Shallow groundwater hazard screening tool

A risk screening tool that identifies areas of potential exposure to shallow groundwater hazards.

This work was undertaken under the Future Coasts Aotearoa programme Research Aim 1

A risk screening tool that identifies areas of potential exposure to shallow groundwater hazards

Sea-level rise due to climate change is driving increases in groundwater levels in some coastal areas. Before addressing sea-level rise, it is useful to understand where shallow groundwater hazards are already present.

High groundwater causes soggy ground, water ponding, surface flooding after heavy rain and, as a result, damage to assets such as roads, underground infrastructure and building foundations. High water tables and saltwater intrusion in groundwater are also driving the need for land use reassessments.

Where is shallow groundwater present?

The Shallow groundwater hazard screening tool shows areas that could be exposed to shallow groundwater hazards, right now, based on existing groundwater measurements.

The dataset covers the entire extent of New Zealand where the elevation is less than 100 m above sea level and where the area was mapped as an aquifer by the New Zealand groundwater atlas: hydrogeological-unit map of New Zealand.

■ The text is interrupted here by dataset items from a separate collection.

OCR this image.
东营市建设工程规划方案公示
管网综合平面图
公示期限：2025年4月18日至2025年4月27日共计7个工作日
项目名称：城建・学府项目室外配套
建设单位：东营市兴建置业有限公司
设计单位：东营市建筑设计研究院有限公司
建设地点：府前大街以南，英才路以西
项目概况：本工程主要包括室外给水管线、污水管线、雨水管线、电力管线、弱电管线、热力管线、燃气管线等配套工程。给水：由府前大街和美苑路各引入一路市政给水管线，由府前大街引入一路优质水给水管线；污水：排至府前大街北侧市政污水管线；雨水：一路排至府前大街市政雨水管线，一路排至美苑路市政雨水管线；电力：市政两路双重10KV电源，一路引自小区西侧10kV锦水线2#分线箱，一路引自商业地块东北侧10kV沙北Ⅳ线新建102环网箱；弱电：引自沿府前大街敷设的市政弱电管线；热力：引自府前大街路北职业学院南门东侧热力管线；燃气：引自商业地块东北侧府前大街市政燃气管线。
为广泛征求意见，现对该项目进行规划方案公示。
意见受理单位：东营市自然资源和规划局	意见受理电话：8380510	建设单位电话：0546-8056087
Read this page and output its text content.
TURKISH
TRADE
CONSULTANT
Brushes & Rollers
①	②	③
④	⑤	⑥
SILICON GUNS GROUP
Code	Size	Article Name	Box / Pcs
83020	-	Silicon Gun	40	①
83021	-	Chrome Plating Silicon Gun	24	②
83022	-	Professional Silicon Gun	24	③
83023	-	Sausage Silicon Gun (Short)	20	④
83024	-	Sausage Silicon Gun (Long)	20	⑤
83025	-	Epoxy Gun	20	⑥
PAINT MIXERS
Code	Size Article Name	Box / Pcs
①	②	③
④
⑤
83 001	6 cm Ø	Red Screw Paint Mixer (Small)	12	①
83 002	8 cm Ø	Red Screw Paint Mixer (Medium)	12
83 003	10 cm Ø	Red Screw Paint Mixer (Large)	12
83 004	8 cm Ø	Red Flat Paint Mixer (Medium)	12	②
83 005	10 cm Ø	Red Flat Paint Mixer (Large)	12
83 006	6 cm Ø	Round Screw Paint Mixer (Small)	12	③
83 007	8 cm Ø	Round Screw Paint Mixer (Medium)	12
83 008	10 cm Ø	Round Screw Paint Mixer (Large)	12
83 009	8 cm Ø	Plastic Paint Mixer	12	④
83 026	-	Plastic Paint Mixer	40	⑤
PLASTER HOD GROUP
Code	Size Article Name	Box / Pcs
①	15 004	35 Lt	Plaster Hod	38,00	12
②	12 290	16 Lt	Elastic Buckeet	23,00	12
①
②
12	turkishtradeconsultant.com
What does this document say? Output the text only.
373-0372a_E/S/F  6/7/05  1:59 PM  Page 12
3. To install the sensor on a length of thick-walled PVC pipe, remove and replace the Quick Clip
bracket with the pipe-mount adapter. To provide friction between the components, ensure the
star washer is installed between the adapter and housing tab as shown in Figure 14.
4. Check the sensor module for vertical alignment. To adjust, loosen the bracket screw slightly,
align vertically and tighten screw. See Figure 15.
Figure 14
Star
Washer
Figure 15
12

View Shallow groundwater hazard screening tools:

Local Scale: The outputs can be used as a risk screening tool, to understand which areas could be exposed and require more detailed local investigation and assessment, and which areas are unlikely to be exposed.

The outputs also provide information on how certain we can be that shallow groundwater is present or not present, which can be used for hazard management and development planning. In most instances, we would expect users of the information to undertake more detailed assessments of the areas that are shown to be potentially exposed before making any significant decisions.

At this stage, the Shallow groundwater hazard screening tool does not include any predictions of how much water tables could rise with rising sea levels and land subsidence. This is being addressed elsewhere within the Future Coasts Aotearoa research programme.

About the statistical model

We can find out whether shallow groundwater is present at a given location relatively easily, either by looking at data from existing local bores or by excavating a trial pit or hand augering where no previous information is available. But the depth to groundwater can vary significantly over relatively short distances and hence we cannot identify areas with potential shallow groundwater hazards at scale without either extensive and costly investigations, or modelling.

We know from both theory and practical experience that depth to groundwater varies with land elevation, proximity to rivers, streams, and the coastline, soil properties, and other environmental variables. We therefore used a machine learning technique to determine which combinations of environmental variables provide the best predictions of depth to groundwater.

The machine learning model, which uses a method called Random Forest via a novel implementation developed for this study, was trained using all groundwater readings from 79,000 locations (where the well depth or screen is less than 30 m below ground level) with data available and national datasets of environmental variables like soil properties to provide the best possible prediction of whether shallow groundwater is likely or unlikely to be present on a 100 x 100 m grid for all land below 100 m elevation.

The model developed to create this product was trained using all accessible groundwater depth information held in Regional Council and Territorial Authority databases and in the New Zealand Geotechnical Database. This comprised readings from approximately 110,000 locations around the country.

Advantages of the statistical approach

The model results tell us the likelihood of finding shallow groundwater in every 100 x 100 m area below 100 m above sea level. This means that we can select a set of model results which suit a particular purpose. Like any model, the outputs have intrinsic uncertainties. The model will miss some shallow groundwater areas (false negatives, Type II error) and incorrectly identify some areas as shallow groundwater (false positives, Type I error). The strength of this tool is that we have provided a detailed analysis of the probability and type of errors so that users can make informed decisions about how to best use the data for their specific application.

The correct Type I and Type II error thresholds depend on the application and the consequences of missing potential shallow groundwater areas. We cannot provide a one-size-fits-all recommendation, but we can provide some general guidance:

Lower Type II Error Thresholds (e.g., 0.1):
  • More conservative approach to missing shallow groundwater areas
  • Higher number of false positives (areas incorrectly identified as shallow)
  • Suitable for applications with low risk tolerance where missing shallow groundwater areas is particularly problematic
  • Best for scenarios where the cost of missing a shallow groundwater area is high relative to the cost of false positives.
Higher Type II Error Thresholds (e.g., 0.3):
  • More balanced predictions
  • Fewer false positives at the cost of false negatives
  • Better for applications requiring higher certainty that identified areas are truly shallow

More suitable when false positives are costly or resource-intensive to verify and the cost of missing a shallow groundwater area is lower.